Tabi onunla zaman zaman konuşup sohbet ettiklerinde bir şey dikkatini çeker. Türbedar, Osmanlı’nın adı geçtiği yerde muhakkak bir saygı ve hürmet belirtisi göstermektedir. Bu durum Cemal ÖĞÜT Hoca efendinin merakını celb eder. Bir gün sorar:
Sizde Osmanlı’ya karşı derin bir muhabbet görüyorum, bunun özel bir sebebi var mı? Türbedar derin bir düşünceye dalar, kısa bir süre sonra şöyle der: Allah Resulu’nün muhabbeti, Osmanlı’yı sevmemi gerektirir. Cemal Hoca Pek bir şey anlayamaz. Israr edince Türbedar anlatmaya başlar.
1915 yılının Hac mevsimi idi. Her Hac mevsiminde olduğu gibi, dört bir yandan Mü’minler geliyordu. Bu gelenler içerisinde Hindistan ulemasından olan alim, zahid, ehl-i keşif bir Allah dostu da bulunuyordu. Bu Allah Dostu ile, sizinle olduğumuz gibi yakınlığımız oldu, sohbetlerine katıldım.
O zamanlarda Osmanlı zor durumda idi. Ehli küfür islama savaş açmıştı. Hindistanlı Alimde bir şey dikkatimi çekmişti. Namazda, Sohbette, yürürken hep ağlıyordu. Kendisine bunu sordum: Efendi! Bu mübarek yerdesin, gözün gönlün açılacağı halde devamlı ağlıyorsun. Ağlamadığın zamanlarda yüzünde hüzün var. Bunun sebebi nedir?

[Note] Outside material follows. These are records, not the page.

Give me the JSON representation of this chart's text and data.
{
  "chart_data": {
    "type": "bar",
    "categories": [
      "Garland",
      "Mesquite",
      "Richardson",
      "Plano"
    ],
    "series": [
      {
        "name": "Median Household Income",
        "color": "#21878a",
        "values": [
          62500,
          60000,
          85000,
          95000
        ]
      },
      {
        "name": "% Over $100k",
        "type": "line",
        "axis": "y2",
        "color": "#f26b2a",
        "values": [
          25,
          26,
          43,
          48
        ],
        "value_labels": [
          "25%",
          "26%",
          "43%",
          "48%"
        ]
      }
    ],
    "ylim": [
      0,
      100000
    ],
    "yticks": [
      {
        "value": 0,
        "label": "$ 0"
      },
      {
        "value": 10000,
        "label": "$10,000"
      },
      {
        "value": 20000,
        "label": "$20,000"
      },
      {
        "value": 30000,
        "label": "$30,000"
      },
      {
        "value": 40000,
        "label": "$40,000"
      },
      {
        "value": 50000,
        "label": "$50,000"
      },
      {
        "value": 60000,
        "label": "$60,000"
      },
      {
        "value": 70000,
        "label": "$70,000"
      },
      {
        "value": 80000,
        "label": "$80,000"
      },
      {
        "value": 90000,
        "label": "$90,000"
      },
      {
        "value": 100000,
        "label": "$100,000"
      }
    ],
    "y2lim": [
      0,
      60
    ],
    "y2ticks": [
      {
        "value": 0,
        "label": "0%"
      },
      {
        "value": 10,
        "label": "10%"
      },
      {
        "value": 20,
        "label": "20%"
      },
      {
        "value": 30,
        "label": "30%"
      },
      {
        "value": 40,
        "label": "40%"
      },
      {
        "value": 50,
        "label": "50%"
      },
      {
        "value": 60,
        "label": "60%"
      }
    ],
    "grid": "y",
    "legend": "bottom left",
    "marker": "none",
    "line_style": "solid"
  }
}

Beni yanına oturttu. Ağlaması iyice arttı sonra gözyaşlarını silip dedi ki : Ben uzun yılların hasreti ile çok uzaklardan geldim. Ben Kainatın efendisi’nin kokusunu Hindistan’dan alırdım. Şimdi yanında olduğum halde bunu hissetmiyorum. Ne oldu. Ben bir günah mı işledim, bir suçum mu var? Peygamber Efendimiz SAV benim üzerimden himmetinimi çekti. Yoksa efendimiz burada değil mi? Burada olsa onu hisseder, ruhaniyetinden bereketlenirdim. Dedi. Türbedar bu Allah dostunu dinledi. Ancak bir yorum getiremedi. O gece bu düşüncelerle yatan türbedar gece rüyasında Peygamberimizi SAV karşısında gördü. O esnada yaşadıkları ve Hind aliminin durumu aklına geldi. Ama edebinden konuyu soramadı. Efendimiz SAV durumu anladı ve buyurdu ki:
O kardeşimin hissettikleri doğrudur. Ben şu an her zaman ki makamımda değilim, birkaç zamandır Çanakkale’deyim… çok zor durumda bulunan Müslüman Türklere yardım ediyorum!
Dolayısıyla sizler, Çanakkale’de Efendimizin yardımına mazhar olan bir milletsiniz. İşte o yüzden size olan sevgim büyüktür.
Bu vesile ile Tüm Nallıhan’lı okurlarımın 18 Mart Çanakkale Zaferi ve şehitlerini Anma gününü tebrik eder. Saygılarımı sunarım. Hoşçakalın.